Just 33, quite young for a top-level cancer researcher, Giannakakou has progressed rapidly in her field and is a leading authority in the molecular investigation of drug resistance to cancer.

Giannakakou knew early in her career that, to make an impact, she might have to move away from home.

“When I started my Ph.D in Greece [in 1993], after the first year I realized I hadn’t had the opportunity to be exposed to cutting-edge molecular biology techniques,” Giannakakou said. “So I looked at [other] labs in Europe and the U.S. that were dealing with drug resistance in cancer. I did some research, pulled some names and wrote letters. I came to the U.S. for some interviews, and NCI was the most appealing.”

In many ways, a move to Emory following her postdoc was ideal. Giannakakou is a translational researcher, a type of study that seeks to apply new scientific understanding directly to clinical care. It is one of Winship’s guiding philosophies and a type of research strongly supported by its director, Jonathon Simons.

“Jonathon wanted to make [Winship] a translational cancer research center, and that was a big attraction for me,” Gianna-kakou said. “The environment here is becoming more and more exciting, with a lot of new recruiting. That will make this environment very intellectually stimulating.”

The fact that Emory had offered Giannakakou’s husband, Dimitris Papanicolau, an assistant professorship in endocrinology played a role in Giannakakou’s move to Atlanta, as well. The two met in Bethesda in 1995 when Papanicolau, another Greek native, was a fellow at the International Institute of Child and Human Development. They married in 1999.

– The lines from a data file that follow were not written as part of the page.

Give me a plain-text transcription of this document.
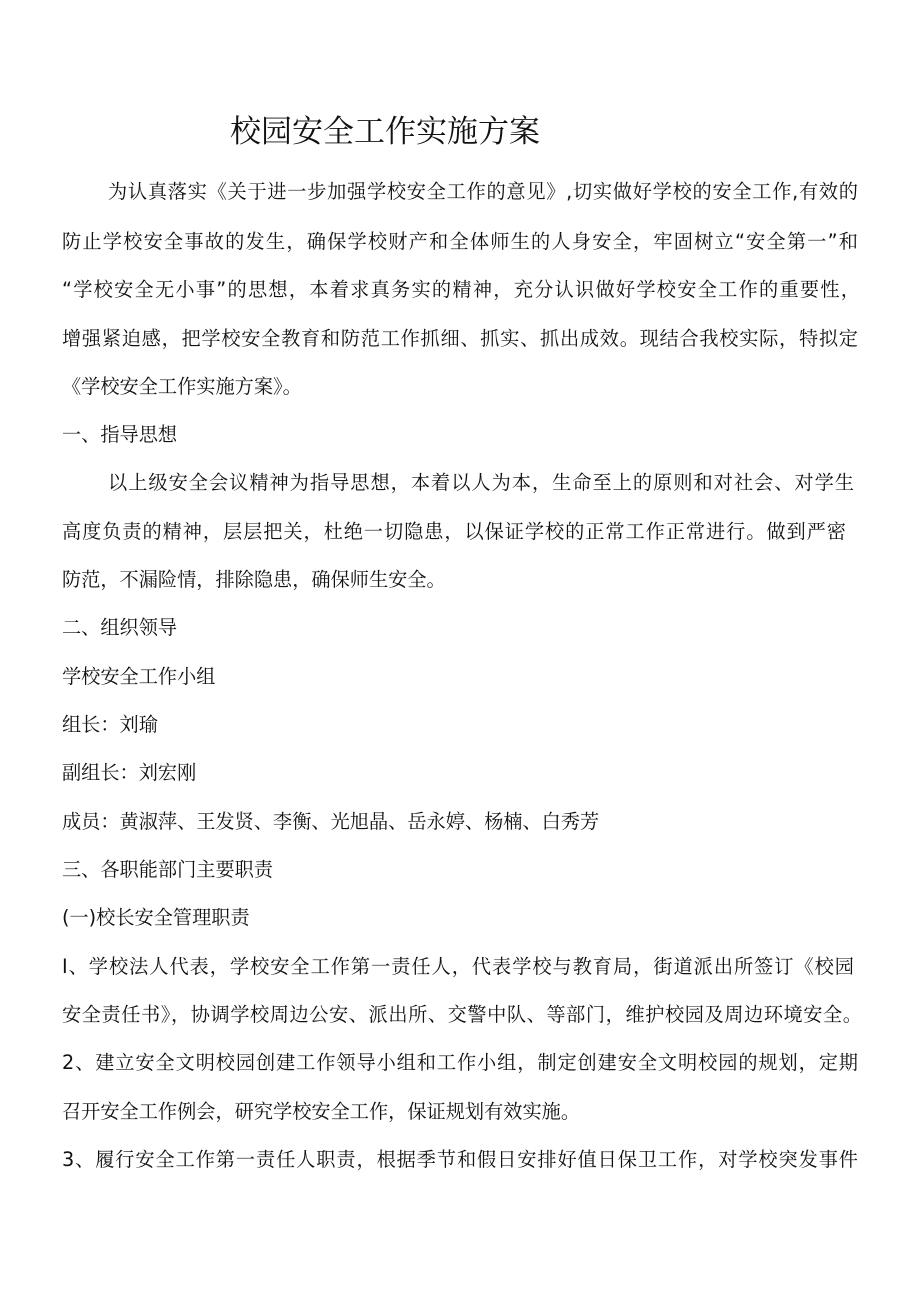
校园安全工作实施方案
为认真落实《关于进一步加强学校安全工作的意见》,切实做好学校的安全工作,有效的
防止学校安全事故的发生，确保学校财产和全体师生的人身安全，牢固树立“安全第一”和
“学校安全无小事”的思想，本着求真务实的精神，充分认识做好学校安全工作的重要性，
增强紧迫感，把学校安全教育和防范工作抓细、抓实、抓出成效。现结合我校实际，特拟定
《学校安全工作实施方案》。
一、指导思想
以上级安全会议精神为指导思想，本着以人为本，生命至上的原则和对社会、对学生
高度负责的精神，层层把关，杜绝一切隐患，以保证学校的正常工作正常进行。做到严密
防范，不漏险情，排除隐患，确保师生安全。
二、组织领导
学校安全工作小组
组长：刘瑜
副组长：刘宏刚
成员：黄淑萍、王发贤、李衡、光旭晶、岳永婷、杨楠、白秀芳
三、各职能部门主要职责
(一)校长安全管理职责
I、学校法人代表，学校安全工作第一责任人，代表学校与教育局，街道派出所签订《校园
安全责任书》，协调学校周边公安、派出所、交警中队、等部门，维护校园及周边环境安全。
2、建立安全文明校园创建工作领导小组和工作小组，制定创建安全文明校园的规划，定期
召开安全工作例会，研究学校安全工作，保证规划有效实施。
3、履行安全工作第一责任人职责，根据季节和假日安排好值日保卫工作，对学校突发事件
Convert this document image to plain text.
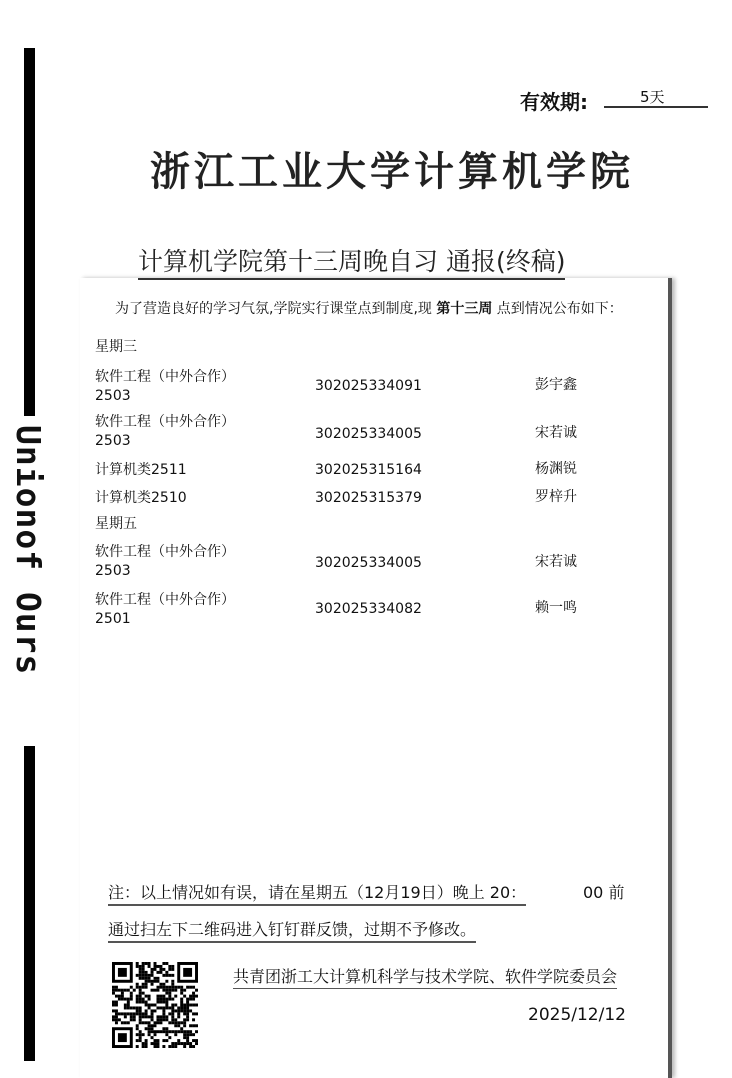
Unionof Ours
有效期:	5天
浙江工业大学计算机学院
计算机学院第十三周晚自习 通报(终稿)
为了营造良好的学习气氛,学院实行课堂点到制度,现 第十三周 点到情况公布如下：
星期三
软件工程（中外合作）
2503
302025334091	彭宇鑫
软件工程（中外合作）
2503	302025334005	宋若诚
计算机类2511	302025315164	杨渊锐
计算机类2510	302025315379	罗梓升
星期五
软件工程（中外合作）
2503	302025334005	宋若诚
软件工程（中外合作）
2501
302025334082	赖一鸣
注：以上情况如有误，请在星期五（12月19日）晚上 20：	00 前
通过扫左下二维码进入钉钉群反馈，过期不予修改。
共青团浙工大计算机科学与技术学院、软件学院委员会
2025/12/12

Upon first looking at Emory Giannakakou contacted associate professor Margaret Offermann, who suggested she send her vitae to Simons. An interview followed, and Simons—who was impressed with Giannakakou’s work—invited her to give a presentation at Winship where she met some of the faculty. Soon she was offered her professorship.

“It was amazing, because I had not heard of the Winship Cancer Institute before, and I don’t think the positions were advertised extensively,” Giannakakou said.

She now runs a lab that has swelled to six researchers over the summer. This fall, after summer interns depart, it will drop back down to about four.

“I never intended to stay [in this country],” Giannakakou said. “I wanted to come, do the work for my thesis, then go back. But I love research so much, and when I saw the kind of research I could do here, it was impossible for me to go back.”

Giannakakou has traveled the world attending conferences (upcoming journeys include trips to France, Switzerland and Poland) and she speaks four languages: French and Italian, in addition to English and her native Greek. But in her line of work, knowing English is essential since all of the jargon is English-based, she said.

“English is the universal language,” Giannakakou said. “Any researcher in any given country needs to know English in order to keep up with the literature and publish.

“It’s an easy language to learn,” she continued. “Compared to Greek, at least.”